School of Public Health and Community Medicine, University of New South Wales, Sydney, NSW 2052, Australia.
BMC Fam Pract. 2010 Aug 12;11:59. doi: 10.1186/1471-2296-11-59.
This study will test the uptake and effectiveness of a flexible package of smoking cessation support provided primarily by the practice nurse (PN) and tailored to meet the needs of a diversity of patients.

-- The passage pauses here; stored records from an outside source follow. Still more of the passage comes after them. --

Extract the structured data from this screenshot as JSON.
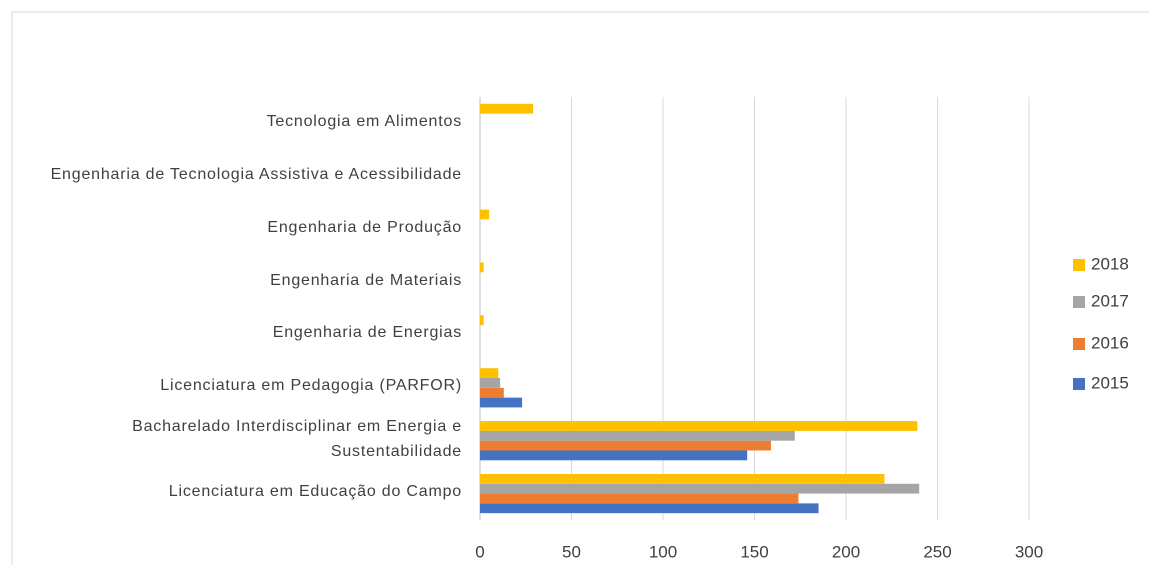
{
  "chart_data": {
    "type": "bar",
    "orientation": "horizontal",
    "categories": [
      "Licenciatura em Educação do Campo",
      "Bacharelado Interdisciplinar em Energia e Sustentabilidade",
      "Licenciatura em Pedagogia (PARFOR)",
      "Engenharia de Energias",
      "Engenharia de Materiais",
      "Engenharia de Produção",
      "Engenharia de Tecnologia Assistiva e Acessibilidade",
      "Tecnologia em Alimentos"
    ],
    "series": [
      {
        "name": "2015",
        "color": "#4472c4",
        "values": [
          185,
          146,
          23,
          0,
          0,
          0,
          0,
          0
        ]
      },
      {
        "name": "2016",
        "color": "#ed7d31",
        "values": [
          174,
          159,
          13,
          0,
          0,
          0,
          0,
          0
        ]
      },
      {
        "name": "2017",
        "color": "#a5a5a5",
        "values": [
          240,
          172,
          11,
          0,
          0,
          0,
          0,
          0
        ]
      },
      {
        "name": "2018",
        "color": "#ffc000",
        "values": [
          221,
          239,
          10,
          2,
          2,
          5,
          0,
          29
        ]
      }
    ],
    "xlim": [
      0,
      300
    ],
    "xticks": [
      0,
      50,
      100,
      150,
      200,
      250,
      300
    ],
    "grid": true,
    "legend": "right"
  }
}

METHODS/DESIGN: This study is a cluster randomised trial, with practices allocated to one of three groups 1) Quit with Practice Nurse 2) Quitline referral 3) GP usual care. PNs from practices randomised to the intervention group will receive a training course in smoking cessation followed by access to mentoring. GPs from practices randomised to the Quitline referral group will receive information about the study and the process of written referral and GPs in the usual care group will receive information about the study. Eligible patients are those aged 18 and over presenting to their GP who are daily or weekly smokers and who are able to give informed consent. Patients on low incomes in all three groups will be able to access free nicotine patches.Primary outcomes are sustained abstinence and point prevalence abstinence at the three month and 12 month follow-up points; and incremental cost effectiveness ratios at 12 months. Process evaluation on the reach and acceptability of the intervention approached will be collected through Computer Assisted Telephone Interviews (CATI) with patients and semi-structured interviews with PNs and GPs.The primary analysis will be by intention to treat. Cessation outcomes will be compared between the three arms at three months and 12 month follow-up using multiple logistic regression. The incremental cost effectiveness ratios will be estimated for the 12 month quit rate for the intervention groups compared to usual care and to each other. Analysis of qualitative data on process outcomes will be based on thematic analysis.
High quality evidence on effectiveness of practice nurse interventions is needed to inform health policy on development of practice nurse roles. If effective, flexible support from the PN in partnership with the GP and the Quitline could become the preferred model for providing smoking cessation advice in Australian general practice.
ACTRN12609001040257.
本研究将测试主要由执业护士(PN)提供的灵活戒烟支持包的接受程度和有效性,并根据患者的需求进行调整。
方法/设计:这是一项群组随机试验,将诊所分配到以下三个组之一:1)与执业护士一起戒烟;2)戒烟热线转介;3)GP 常规护理。随机分配到干预组的 PN 将接受戒烟培训课程,然后获得指导。随机分配到戒烟热线转介组的 GP 将获得有关该研究的信息和书面转介过程,而常规护理组的 GP 将获得有关该研究的信息。符合条件的患者是年龄在 18 岁及以上,向其 GP 就诊的患者,他们是每天或每周吸烟的人,并且能够给予知情同意。所有三组中收入较低的患者都可以免费获得尼古丁贴片。主要结果是在三个月和十二个月随访时的持续戒烟和点患病率戒烟,以及十二个月时的增量成本效益比。通过对患者进行计算机辅助电话访谈(CATI)和对 PN 和 GP 进行半结构化访谈,收集对干预措施的可达性和可接受性的过程评估。主要分析将采用意向治疗进行。使用多因素逻辑回归比较三个月和十二个月随访时三组之间的戒烟结局。干预组与常规护理组和彼此之间的十二个月戒烟率的增量成本效益比将进行估计。基于主题分析对定性数据进行分析。
需要高质量的实践护士干预措施有效性证据,以为实践护士角色发展的卫生政策提供信息。如果有效,PN 与 GP 和戒烟热线合作提供灵活的支持可能成为澳大利亚普通实践中提供戒烟建议的首选模式。
ACTRN12609001040257。